Meow Meow’s The Red Shoes
His Majesty’s Theatre
Friday, February 27 2026
Acclaimed international chanteuse Meow Meow brought her cabaret-infused interpretation of The Red Shoes to Perth Festival this season. Frenetic, passionate, and so sharply intelligent it could easily have drawn blood, this was both a deconstruction of and meta-commentary on the original Hans Christian Andersen fairytale, as well as a deep contemplation of the arts and their place within our all too messy modern moment.
The audience entered His Majesty’s Theatre to a staticky radio that played show tunes and big band themes from approximately a century ago, with half the stage awash with the detritus of the current day, easily an entire street’s worth of council verge collection. Tonight’s band—Mark Jones, Dan Witton, and Jethro Woodward—came to the fore, dusty and careworn, twirling three upright pianos between them as if marching batons before literally dragging Meow out into the spotlight.
Meow, inert on the ground, seemingly unconscious or exhausted, needed multiple prods and a microphone shoved in her face to begin the performance. Voice pitch-perfect from the off, Meow railed against the world, slowly winding her energy levels up like clockwork and asking what the point of any art was in 2026, under these conditions.
“Why must there be an opening number?” Meow implored as she tore into the conventions of musical theatre, before her voice glitched across to playback, akin to Club Silencio in Mulholland Drive, reverting to live performance after a moment. Despite the tired cynicism clearly on display, Meow also embodied an aching loss for an era when theatre meant something, which, according to her, did not include much, if any, of the twenty-first century.
One red boot fell from the sky. The true story of the evening began, and Meow took note of the large pile of rubbish stage right—a dramaturg had once told her it was the physical representation of the mind, but that couldn’t be true as she pulled Amazon packages from various nooks. Perhaps it was the end of an unspecified empire instead, or the wreckage of broken dreams.
Suddenly, from a fridge, an embryo of an idea arrived in the form of tenor Kenan Breen, singing Paul Anka whilst seemingly costumed as Gollum. Meow quickly moved to throttle this errant thought back in the literal box and went back to retelling Andersen’s original rendition of the story. Distracted again, this time with the failure of communism, Meow channelled The Young Ones mixed with Monty Python, beginning a hilariously absurdist 152-verse salute to the discredited ideology.

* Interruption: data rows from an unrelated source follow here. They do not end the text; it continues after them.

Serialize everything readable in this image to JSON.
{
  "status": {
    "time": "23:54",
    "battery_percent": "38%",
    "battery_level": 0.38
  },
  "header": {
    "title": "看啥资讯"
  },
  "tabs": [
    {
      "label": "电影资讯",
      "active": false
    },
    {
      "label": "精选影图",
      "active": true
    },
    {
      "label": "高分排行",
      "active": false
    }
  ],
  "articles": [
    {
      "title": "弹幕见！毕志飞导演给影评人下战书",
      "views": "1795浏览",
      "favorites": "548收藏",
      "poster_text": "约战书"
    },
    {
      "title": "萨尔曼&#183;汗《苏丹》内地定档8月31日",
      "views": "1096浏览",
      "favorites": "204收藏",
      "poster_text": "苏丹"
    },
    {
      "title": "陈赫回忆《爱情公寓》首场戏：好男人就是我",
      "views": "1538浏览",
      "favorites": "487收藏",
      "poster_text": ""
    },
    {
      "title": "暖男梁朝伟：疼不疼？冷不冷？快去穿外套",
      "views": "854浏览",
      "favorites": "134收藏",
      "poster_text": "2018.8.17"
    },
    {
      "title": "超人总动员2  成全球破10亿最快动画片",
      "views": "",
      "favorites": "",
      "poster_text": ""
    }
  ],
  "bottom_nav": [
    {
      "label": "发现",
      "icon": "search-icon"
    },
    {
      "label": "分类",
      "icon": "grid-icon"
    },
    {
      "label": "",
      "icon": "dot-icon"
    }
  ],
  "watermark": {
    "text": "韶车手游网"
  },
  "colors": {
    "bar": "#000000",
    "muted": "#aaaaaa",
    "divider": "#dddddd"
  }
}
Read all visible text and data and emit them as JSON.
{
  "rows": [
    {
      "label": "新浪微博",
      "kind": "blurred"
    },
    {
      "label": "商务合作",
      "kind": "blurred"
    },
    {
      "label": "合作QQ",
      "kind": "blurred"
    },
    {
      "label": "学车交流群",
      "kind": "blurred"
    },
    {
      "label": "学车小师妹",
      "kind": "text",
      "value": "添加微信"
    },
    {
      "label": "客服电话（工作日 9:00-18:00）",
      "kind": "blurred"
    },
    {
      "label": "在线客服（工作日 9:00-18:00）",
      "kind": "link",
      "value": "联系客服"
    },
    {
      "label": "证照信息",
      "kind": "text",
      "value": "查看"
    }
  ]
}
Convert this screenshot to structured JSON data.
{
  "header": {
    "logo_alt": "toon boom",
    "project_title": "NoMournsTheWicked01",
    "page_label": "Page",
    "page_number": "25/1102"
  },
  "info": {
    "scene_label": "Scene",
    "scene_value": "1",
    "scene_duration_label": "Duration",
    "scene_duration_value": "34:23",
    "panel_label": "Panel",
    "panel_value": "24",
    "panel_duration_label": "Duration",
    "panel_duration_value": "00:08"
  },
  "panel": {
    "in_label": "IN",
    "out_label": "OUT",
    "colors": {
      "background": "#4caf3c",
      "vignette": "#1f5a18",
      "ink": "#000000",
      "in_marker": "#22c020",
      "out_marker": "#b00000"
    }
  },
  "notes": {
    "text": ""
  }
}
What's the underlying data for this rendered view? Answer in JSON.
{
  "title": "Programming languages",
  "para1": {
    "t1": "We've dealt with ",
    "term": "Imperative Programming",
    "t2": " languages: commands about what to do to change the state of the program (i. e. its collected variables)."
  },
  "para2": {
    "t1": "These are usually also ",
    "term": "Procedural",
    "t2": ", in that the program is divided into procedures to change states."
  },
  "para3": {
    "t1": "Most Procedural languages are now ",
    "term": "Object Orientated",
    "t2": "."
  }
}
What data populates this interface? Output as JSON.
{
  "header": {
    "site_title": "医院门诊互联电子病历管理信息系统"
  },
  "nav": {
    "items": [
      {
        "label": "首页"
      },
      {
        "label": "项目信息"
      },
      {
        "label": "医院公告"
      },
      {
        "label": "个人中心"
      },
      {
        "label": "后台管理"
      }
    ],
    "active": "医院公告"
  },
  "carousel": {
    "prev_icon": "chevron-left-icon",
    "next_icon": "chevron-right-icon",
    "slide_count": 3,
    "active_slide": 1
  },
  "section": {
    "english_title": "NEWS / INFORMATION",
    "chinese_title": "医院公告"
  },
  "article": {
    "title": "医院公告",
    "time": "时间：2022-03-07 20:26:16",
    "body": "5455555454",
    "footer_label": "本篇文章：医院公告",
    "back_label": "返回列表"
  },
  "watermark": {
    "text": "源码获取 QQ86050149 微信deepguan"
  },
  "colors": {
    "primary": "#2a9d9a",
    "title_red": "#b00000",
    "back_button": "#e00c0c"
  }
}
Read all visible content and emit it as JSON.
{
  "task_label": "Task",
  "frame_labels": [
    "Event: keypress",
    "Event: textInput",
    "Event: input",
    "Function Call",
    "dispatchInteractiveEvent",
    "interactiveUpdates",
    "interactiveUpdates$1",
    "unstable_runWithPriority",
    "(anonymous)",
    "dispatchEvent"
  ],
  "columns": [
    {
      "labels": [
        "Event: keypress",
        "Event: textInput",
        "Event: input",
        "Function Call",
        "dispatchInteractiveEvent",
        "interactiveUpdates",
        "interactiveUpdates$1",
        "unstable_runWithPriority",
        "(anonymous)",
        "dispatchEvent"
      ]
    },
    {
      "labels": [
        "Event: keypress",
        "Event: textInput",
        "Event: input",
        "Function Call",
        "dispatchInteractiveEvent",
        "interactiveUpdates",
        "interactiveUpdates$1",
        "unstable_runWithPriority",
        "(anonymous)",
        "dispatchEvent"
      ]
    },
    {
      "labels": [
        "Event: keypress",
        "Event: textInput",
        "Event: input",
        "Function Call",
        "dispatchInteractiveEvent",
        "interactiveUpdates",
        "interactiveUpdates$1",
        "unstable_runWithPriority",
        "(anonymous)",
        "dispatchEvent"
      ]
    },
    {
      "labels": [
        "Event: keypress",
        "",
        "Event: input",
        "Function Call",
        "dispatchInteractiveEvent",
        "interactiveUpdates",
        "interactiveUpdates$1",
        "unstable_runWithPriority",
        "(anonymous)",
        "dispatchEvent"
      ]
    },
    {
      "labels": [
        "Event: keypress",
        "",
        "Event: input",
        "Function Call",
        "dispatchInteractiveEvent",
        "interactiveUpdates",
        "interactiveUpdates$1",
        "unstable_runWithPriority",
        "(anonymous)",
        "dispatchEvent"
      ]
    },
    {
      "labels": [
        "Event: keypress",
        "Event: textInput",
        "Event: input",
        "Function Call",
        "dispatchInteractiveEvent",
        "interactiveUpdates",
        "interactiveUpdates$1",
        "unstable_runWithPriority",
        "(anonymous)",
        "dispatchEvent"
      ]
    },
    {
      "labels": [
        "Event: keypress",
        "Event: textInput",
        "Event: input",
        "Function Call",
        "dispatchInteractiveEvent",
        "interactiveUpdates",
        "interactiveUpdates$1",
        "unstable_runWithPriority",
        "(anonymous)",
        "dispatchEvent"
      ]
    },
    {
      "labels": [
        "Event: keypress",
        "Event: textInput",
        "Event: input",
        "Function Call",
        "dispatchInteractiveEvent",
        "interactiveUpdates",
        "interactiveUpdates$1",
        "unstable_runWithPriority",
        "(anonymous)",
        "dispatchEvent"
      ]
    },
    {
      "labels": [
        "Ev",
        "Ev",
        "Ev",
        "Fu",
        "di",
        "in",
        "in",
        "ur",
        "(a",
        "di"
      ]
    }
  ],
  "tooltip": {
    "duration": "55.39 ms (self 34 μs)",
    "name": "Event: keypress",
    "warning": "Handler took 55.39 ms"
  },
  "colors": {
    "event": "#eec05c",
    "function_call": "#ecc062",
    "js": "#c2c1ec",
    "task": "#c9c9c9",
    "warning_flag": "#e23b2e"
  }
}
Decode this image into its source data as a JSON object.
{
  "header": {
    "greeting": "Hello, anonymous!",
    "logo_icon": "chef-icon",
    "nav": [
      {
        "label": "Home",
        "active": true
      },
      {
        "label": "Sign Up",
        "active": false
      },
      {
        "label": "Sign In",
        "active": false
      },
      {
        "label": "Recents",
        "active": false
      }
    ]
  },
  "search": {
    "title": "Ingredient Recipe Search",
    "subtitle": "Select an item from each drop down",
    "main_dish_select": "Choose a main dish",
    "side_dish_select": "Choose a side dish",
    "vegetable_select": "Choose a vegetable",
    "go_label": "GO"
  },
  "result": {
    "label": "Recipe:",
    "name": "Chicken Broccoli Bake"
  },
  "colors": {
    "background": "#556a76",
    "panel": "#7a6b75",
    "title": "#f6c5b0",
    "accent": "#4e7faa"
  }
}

After further thought, Meow decided to let Breen out of the fridge to see where this blunt metaphor for a creative vision would go. For the first few minutes, Breen simply flopped around on the stage, like a fish out of water—Meow’s commentary on this was that the best content for our current era seemed to be misery porn, so lean into it.
Courtesy of one of the Amazon boxes, Breen’s transformation into a faun began—cue a whip-smart throwaway line about Vaslav Nijinsky and Dionysus. Meow herself took on the persona of a burlesque showgirl, adding yet another layer to the performance as she and Breen now narrated the piece, seemingly from a smoke-filled Brooklyn dive bar.
After the quickest foray into French New Wave meeting Eurovision, Breen evolved into their final form for the night: Hans Christian Andersen himself. This allowed Meow to begin a discussion with the author on what the heck he was on about in the original tale. Less an interview, more an interrogation, which quickly took on all the hallmarks of a panic attack as Meow furiously worked herself into an existential crisis. Breen cut through all this with a pair of absolutely powerhouse songs, completely in Danish.
For the first time all night, the focus was no longer on Meow; the audience was silent in astonishment before vigorous applause broke out. Meow regained her composure, and the former interrogation became more of a two-way conversation as the duo warily circled each other on stage, speaking both of love and loss, greed and nihilism.
The performance sped up again as Meow was seduced by avarice, by capitalism, by an almost visible lust—the ability to have as many red shoes as she wanted in the current economy still left her empty and unfulfilled, sobbing as she crawled across the floor.
The faun returned, comforted and loved her, and perhaps, just perhaps, that would be enough.
A spectacular piece of theatre, The Red Shoes as Meow Meow imagined it, was as much about 2026 as 1845, late-stage capitalism as much as any children’s morality tale. Fantastic songs, music, and staging were reinforced by a script deftly on the edge between comedy and tragedy, yet also so dense with theatre lore it likely needed a three-hour DVD commentary.
Anna Pavlova had once inhabited the same spaces in this very theatre, and at times tonight it appeared that the cast communed with the ghosts of their theatrical forebears almost more than the living audience. A thorough and rigorous investigation as to why art is important, especially in oppressive times—this was everything the theatre experience could and should be.